The ruins of the castle atop the rock face of the gap contain a mental hospital, an Ottoman palace, a mysterious underground passageway, and 2000-year-old water canals. The city’s attraction is further enhanced by the impressive rock tombs of the Pontus rulers that can be seen on the cliff cliffs. When they are lit up at night, the view is spectacular.
Other notable historical and architectural landmarks in the city include the Ferhat water channel, the Seljuk Burmali Mosque from the 13th century, the Yildirim Beyazit Mosque and Complex, the 14th-century Ilhanli Bimarhane Mental Hospital with lovely reliefs around its portal, the extraordinary octagonal Kapi Aga Medrese (theological school), the Torumtay Mausoleum, and the Gök Medrese.
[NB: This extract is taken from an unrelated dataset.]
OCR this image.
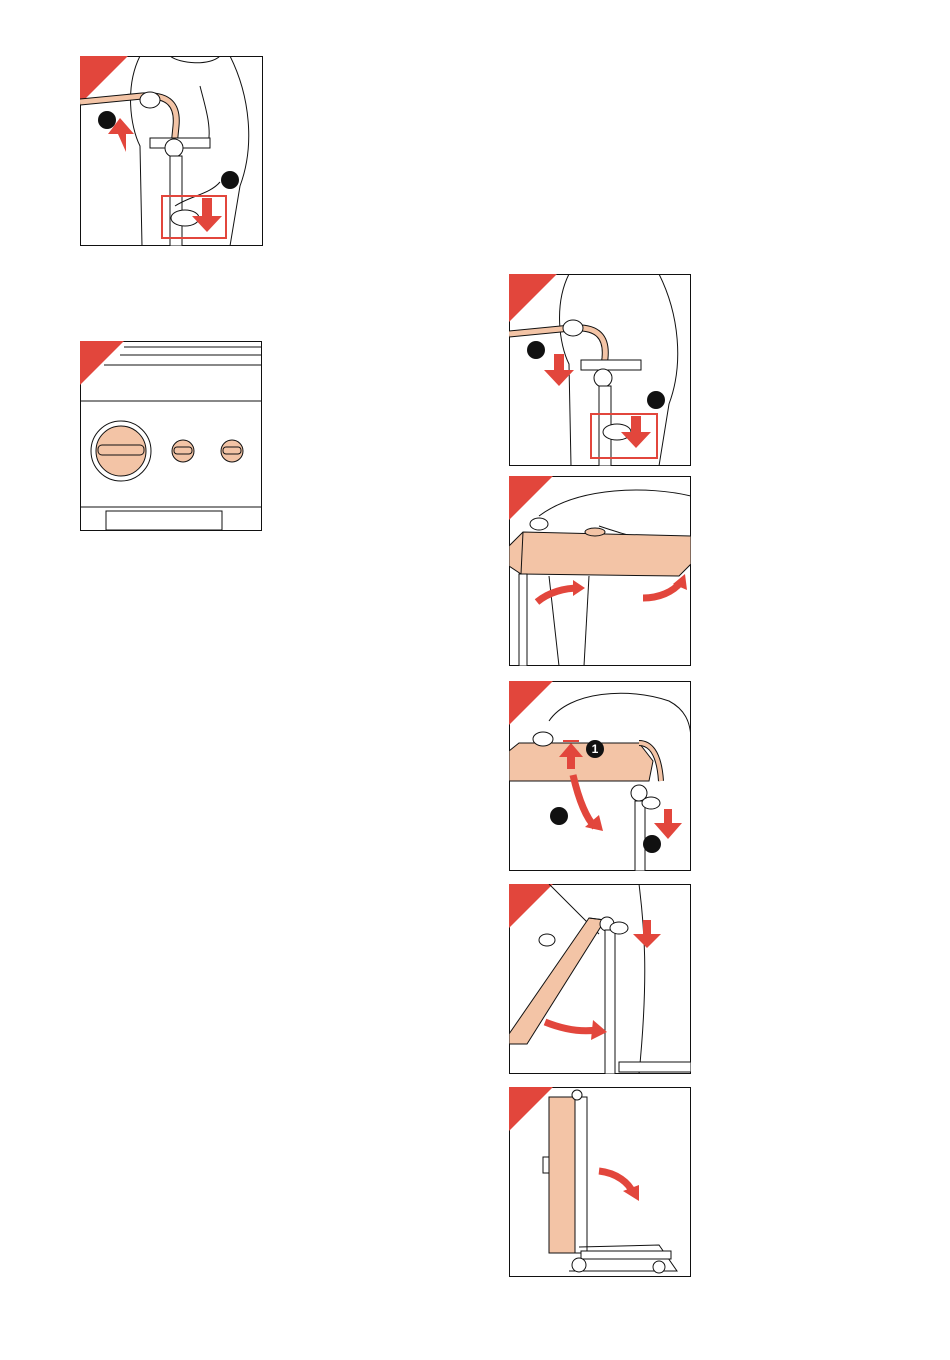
1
The oldest and most meticulously kept Turkish homes offer the best examples of Turkish architecture.
With an art gallery on the first level and an ethnographic museum on the second, the 19th-century Hazeranlar House is today quite intriguing. It has undergone painstaking restoration. Among the museum’s collection of interesting artefacts are the mummies of the Ilhanli kings of Amasya.
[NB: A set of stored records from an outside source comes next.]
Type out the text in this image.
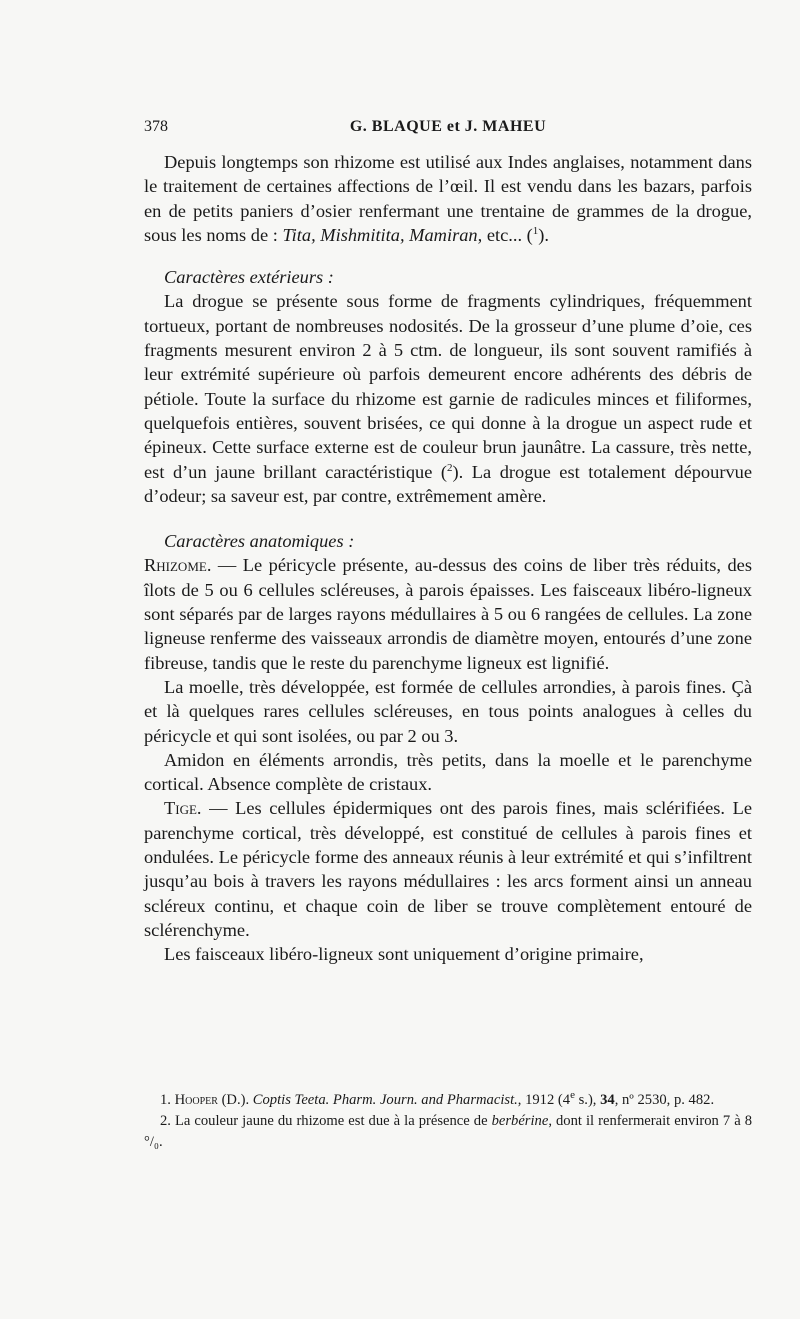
378	G. BLAQUE et J. MAHEU

Depuis longtemps son rhizome est utilisé aux Indes anglaises, notamment dans le traitement de certaines affections de l’œil. Il est vendu dans les bazars, parfois en de petits paniers d’osier renfermant une trentaine de grammes de la drogue, sous les noms de : Tita, Mishmitita, Mamiran, etc... ($^1$).

Caractères extérieurs :

La drogue se présente sous forme de fragments cylindriques, fréquemment tortueux, portant de nombreuses nodosités. De la grosseur d’une plume d’oie, ces fragments mesurent environ 2 à 5 ctm. de longueur, ils sont souvent ramifiés à leur extrémité supérieure où parfois demeurent encore adhérents des débris de pétiole. Toute la surface du rhizome est garnie de radicules minces et filiformes, quelquefois entières, souvent brisées, ce qui donne à la drogue un aspect rude et épineux. Cette surface externe est de couleur brun jaunâtre. La cassure, très nette, est d’un jaune brillant caractéristique ($^2$). La drogue est totalement dépourvue d’odeur; sa saveur est, par contre, extrêmement amère.

Caractères anatomiques :

Rhizome. — Le péricycle présente, au-dessus des coins de liber très réduits, des îlots de 5 ou 6 cellules scléreuses, à parois épaisses. Les faisceaux libéro-ligneux sont séparés par de larges rayons médullaires à 5 ou 6 rangées de cellules. La zone ligneuse renferme des vaisseaux arrondis de diamètre moyen, entourés d’une zone fibreuse, tandis que le reste du parenchyme ligneux est lignifié.

La moelle, très développée, est formée de cellules arrondies, à parois fines. Çà et là quelques rares cellules scléreuses, en tous points analogues à celles du péricycle et qui sont isolées, ou par 2 ou 3.

Amidon en éléments arrondis, très petits, dans la moelle et le parenchyme cortical. Absence complète de cristaux.

Tige. — Les cellules épidermiques ont des parois fines, mais sclérifiées. Le parenchyme cortical, très développé, est constitué de cellules à parois fines et ondulées. Le péricycle forme des anneaux réunis à leur extrémité et qui s’infiltrent jusqu’au bois à travers les rayons médullaires : les arcs forment ainsi un anneau scléreux continu, et chaque coin de liber se trouve complètement entouré de sclérenchyme.

Les faisceaux libéro-ligneux sont uniquement d’origine primaire,

1. Hooper (D.). Coptis Teeta. Pharm. Journ. and Pharmacist., 1912 (4e s.), 34, nº 2530, p. 482.

2. La couleur jaune du rhizome est due à la présence de berbérine, dont il renfermerait environ 7 à 8 °/₀.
Due to its slender mountain valley and distinct, unknown beauty, Amasya stands out from the rest of Anatolia in terms of the natural environment. 65 kilometres northeast of Amasya, in the Crater Lake Lake Borabay, is home to a stunning landscape and fresh air. It’s the perfect place for a picnic, solitude in nature, fishing (especially for trout), and participating in sports. Yedikir Dam Lake and Omarca National Park are some additional excursion locations. A trip to Terzikoy’s spa and thermal resort is also recommended.